Taking out loans to pay for college is common practice but be sure to not over do it! A reasonable amount of debt is exactly what is offered though the Federal Direct Loan program; approximately $5,500 per year, which allows you to borrowing the maximum amount of $27,000 over four years. To make it easy to understand, if you borrow in total $30,000 at 6% and with a 10-year repayment schedule your payments will be:  $30,000 = $333 per month.  Six months after graduation you must start to repay the Direct Loan.  Be careful not to have your student mortgage their future! If it is too expensive, attend community college for two years at a fraction of the cost.

School Expense Spreadsheet – Create a spreadsheet of all your schools. Include:

  • Tuition
  • Room and Board (Meal Plan)
  • Hidden Fees (i.e. Student Union, Lab expense, joining Greek Life)
  • Travel Expense
  • Computer (some schools include this in their tuition)
  • Books

Deduct any Scholarships or Financial aid packages to determine Net Cost.

Hang your chart up for the entire family to see and determine what is best! Can you afford to pay “X” amount for the next four years? How much per year do you want in loans? What about grad school? One student cried and begged her parents to send her to a college that would cost about $40,000 per year. Instead she attended the school that cost $20,000 and absolutely loves it and will graduate with no debt. It was very hard for the parents to make that decision, but they knew that did not want those loans to follow their child into adulthood.

Part II  Make a Contract! 

This is especially a great idea if you are the parent footing the tuition bill. It is also helpful to the student since it helps them create a plan. Many students think they have a pretty good idea of how they will live, study and make their way in college. However, their priorities are probably different from their parents. All students should write their own contract because it gets them thinking!

Elements of a New Student Contract or “Business Plan” 

  • How much time do they plan to study on a daily basis
  • What are their academic goals
  • What are their social goals
  • What is the spending money budget
  • When they should call home
  • Parental access to student’s log in info i.e. for transcripts, schedules, university notices
  • Purchasing of Books  (who is paying, when & where  you expect them to buy them, (1st day of class, amazon, rent through, etc.)
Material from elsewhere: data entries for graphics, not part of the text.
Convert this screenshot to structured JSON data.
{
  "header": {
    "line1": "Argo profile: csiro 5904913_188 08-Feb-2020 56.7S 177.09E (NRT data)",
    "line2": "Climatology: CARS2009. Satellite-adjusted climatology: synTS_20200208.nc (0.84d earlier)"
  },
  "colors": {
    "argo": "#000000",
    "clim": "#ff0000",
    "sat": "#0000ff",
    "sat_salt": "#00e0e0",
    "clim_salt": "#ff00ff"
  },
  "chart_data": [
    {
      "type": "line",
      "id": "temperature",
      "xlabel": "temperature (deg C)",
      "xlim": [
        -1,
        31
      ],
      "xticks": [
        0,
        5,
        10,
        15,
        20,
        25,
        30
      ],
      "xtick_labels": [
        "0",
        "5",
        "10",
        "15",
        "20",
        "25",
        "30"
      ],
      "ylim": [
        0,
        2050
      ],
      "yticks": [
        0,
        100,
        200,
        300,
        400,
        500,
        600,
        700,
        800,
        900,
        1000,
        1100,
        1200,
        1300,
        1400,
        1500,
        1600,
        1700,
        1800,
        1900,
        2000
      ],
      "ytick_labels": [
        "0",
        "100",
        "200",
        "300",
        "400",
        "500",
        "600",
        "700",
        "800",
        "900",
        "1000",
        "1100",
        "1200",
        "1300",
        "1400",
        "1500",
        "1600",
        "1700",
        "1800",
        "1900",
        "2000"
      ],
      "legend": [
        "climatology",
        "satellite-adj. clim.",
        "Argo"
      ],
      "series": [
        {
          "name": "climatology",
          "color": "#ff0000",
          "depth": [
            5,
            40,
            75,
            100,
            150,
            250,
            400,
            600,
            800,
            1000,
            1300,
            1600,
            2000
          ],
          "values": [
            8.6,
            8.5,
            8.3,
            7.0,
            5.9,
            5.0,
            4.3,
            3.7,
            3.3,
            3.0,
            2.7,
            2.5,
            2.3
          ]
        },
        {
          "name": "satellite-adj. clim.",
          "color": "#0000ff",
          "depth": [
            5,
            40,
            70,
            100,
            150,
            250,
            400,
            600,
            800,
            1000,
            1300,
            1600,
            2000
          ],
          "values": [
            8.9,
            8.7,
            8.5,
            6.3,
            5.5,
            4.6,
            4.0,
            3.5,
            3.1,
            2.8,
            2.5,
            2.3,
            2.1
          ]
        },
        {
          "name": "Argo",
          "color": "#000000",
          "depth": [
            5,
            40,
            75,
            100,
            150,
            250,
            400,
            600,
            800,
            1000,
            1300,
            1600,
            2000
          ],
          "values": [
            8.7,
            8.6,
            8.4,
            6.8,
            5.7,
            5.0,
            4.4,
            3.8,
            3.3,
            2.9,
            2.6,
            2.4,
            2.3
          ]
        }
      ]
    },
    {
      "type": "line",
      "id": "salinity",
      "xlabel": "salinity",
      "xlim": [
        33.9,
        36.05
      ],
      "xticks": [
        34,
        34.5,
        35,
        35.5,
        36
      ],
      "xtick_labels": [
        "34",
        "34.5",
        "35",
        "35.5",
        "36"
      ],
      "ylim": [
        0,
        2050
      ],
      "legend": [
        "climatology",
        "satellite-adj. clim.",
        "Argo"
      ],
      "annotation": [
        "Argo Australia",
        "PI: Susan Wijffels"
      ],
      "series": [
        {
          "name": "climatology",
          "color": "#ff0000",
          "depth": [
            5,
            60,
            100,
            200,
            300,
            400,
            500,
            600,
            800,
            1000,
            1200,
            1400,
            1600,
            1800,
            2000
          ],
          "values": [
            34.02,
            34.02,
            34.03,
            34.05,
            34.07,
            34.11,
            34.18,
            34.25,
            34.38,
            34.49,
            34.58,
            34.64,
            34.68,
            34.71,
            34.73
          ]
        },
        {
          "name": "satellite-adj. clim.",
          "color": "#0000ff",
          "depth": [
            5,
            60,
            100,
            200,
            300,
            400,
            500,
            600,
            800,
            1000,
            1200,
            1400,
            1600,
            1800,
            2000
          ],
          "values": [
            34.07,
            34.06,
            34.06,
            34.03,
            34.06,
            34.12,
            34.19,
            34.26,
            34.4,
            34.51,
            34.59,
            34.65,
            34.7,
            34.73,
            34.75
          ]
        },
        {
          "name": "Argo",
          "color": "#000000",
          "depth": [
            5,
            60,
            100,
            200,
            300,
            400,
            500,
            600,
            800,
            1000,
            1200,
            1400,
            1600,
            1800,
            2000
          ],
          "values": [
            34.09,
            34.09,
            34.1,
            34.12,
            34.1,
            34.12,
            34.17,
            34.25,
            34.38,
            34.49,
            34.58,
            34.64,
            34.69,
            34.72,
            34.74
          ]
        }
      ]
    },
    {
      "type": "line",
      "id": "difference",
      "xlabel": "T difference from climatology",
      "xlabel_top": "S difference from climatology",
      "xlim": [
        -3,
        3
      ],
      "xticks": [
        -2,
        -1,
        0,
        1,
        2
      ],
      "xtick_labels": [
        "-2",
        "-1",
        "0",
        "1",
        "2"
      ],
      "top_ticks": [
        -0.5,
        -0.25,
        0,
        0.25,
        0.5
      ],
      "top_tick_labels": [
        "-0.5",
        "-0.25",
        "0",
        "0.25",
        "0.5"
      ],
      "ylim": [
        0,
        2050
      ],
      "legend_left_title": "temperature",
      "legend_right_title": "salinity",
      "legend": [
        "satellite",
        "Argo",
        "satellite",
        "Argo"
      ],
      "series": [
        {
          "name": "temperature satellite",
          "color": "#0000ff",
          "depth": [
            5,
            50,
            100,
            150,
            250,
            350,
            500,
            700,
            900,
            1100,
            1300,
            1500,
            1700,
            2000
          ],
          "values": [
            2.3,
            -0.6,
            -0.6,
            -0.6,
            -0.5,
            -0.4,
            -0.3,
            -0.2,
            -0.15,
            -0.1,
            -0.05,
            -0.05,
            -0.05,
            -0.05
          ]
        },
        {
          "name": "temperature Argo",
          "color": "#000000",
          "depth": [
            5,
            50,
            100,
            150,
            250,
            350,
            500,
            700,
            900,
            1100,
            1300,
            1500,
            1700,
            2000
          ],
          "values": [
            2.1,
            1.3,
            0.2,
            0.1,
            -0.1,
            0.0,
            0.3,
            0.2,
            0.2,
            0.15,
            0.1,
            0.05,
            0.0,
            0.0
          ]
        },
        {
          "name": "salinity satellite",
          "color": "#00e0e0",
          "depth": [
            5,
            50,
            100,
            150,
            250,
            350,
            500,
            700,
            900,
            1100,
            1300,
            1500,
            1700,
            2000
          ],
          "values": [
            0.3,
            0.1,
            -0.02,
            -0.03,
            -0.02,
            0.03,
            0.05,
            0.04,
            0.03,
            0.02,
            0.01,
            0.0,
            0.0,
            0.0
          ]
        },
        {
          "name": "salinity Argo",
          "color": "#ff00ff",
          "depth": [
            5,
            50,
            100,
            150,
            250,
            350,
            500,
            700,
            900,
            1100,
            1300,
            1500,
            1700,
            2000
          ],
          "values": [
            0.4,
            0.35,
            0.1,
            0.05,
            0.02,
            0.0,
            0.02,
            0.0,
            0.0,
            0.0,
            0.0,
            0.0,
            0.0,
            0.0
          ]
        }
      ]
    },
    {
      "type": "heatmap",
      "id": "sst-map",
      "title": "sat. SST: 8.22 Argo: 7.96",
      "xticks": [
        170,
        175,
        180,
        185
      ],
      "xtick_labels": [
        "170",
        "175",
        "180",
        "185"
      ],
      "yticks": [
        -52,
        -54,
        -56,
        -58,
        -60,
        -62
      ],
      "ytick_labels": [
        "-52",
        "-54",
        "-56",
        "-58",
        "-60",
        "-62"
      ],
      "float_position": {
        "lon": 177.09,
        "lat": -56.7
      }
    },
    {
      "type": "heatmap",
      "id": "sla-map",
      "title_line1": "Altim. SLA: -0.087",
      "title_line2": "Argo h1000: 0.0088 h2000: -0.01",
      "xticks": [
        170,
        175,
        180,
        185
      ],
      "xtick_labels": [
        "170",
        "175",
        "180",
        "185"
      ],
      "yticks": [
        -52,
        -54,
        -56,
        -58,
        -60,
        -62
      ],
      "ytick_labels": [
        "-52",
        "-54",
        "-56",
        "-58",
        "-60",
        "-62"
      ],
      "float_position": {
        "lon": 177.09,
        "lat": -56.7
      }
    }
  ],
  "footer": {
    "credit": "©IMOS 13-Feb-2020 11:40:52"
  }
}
The student should make a 7 Day spreadsheet of their anticipated schedule*:

  • integrate class time
  • studying in the library
  • meals
  • Professor or TA hours
  • on campus errands
  • room cleaning
  • laundry
  • socializing and
  • sleep

* Yes, a spreadsheet with time blocks may seem over the top but it can be a “fun” exercise and it is especially helpful if you are concerned about maturity. This will truly help the student envision how their day should look and prevent them from becoming overwhelmed. If something goes awry at school such as illness, roommate conflicts, or a week without clean underwear, a new student can quickly go down a slippery slope and lose sight of their goals.

A  self-written Student Business Plan or Contract is empowering.  Students should write it and then discuss it with the parents. It may need to be sent for a rewrite if expectations are overzealous or too low.

You are assisting your child obtain the privilege of a college education. Maybe you will take out loans to do so. If you were borrowing money to launch a business the bank would require you to submit a business plan. Why not help your child understand the significance of the expense of a college education?

A Final Word- Attending Harvard  Happiness

A college education resulting in earning your degree, is a privilege and a worthy goal. You want a great experience of learning and growing while be able to pay for it. This does not mean going to the most prestigious or expensive college. There are many ways to accomplish earning a college degree. There are over 3,000 colleges in the United States and much to be said about being the “Big Fish in a Small Pond”. Many students who attend Harvard, Princeton and Yale are not happy, so think outside the box and find the right fit for you!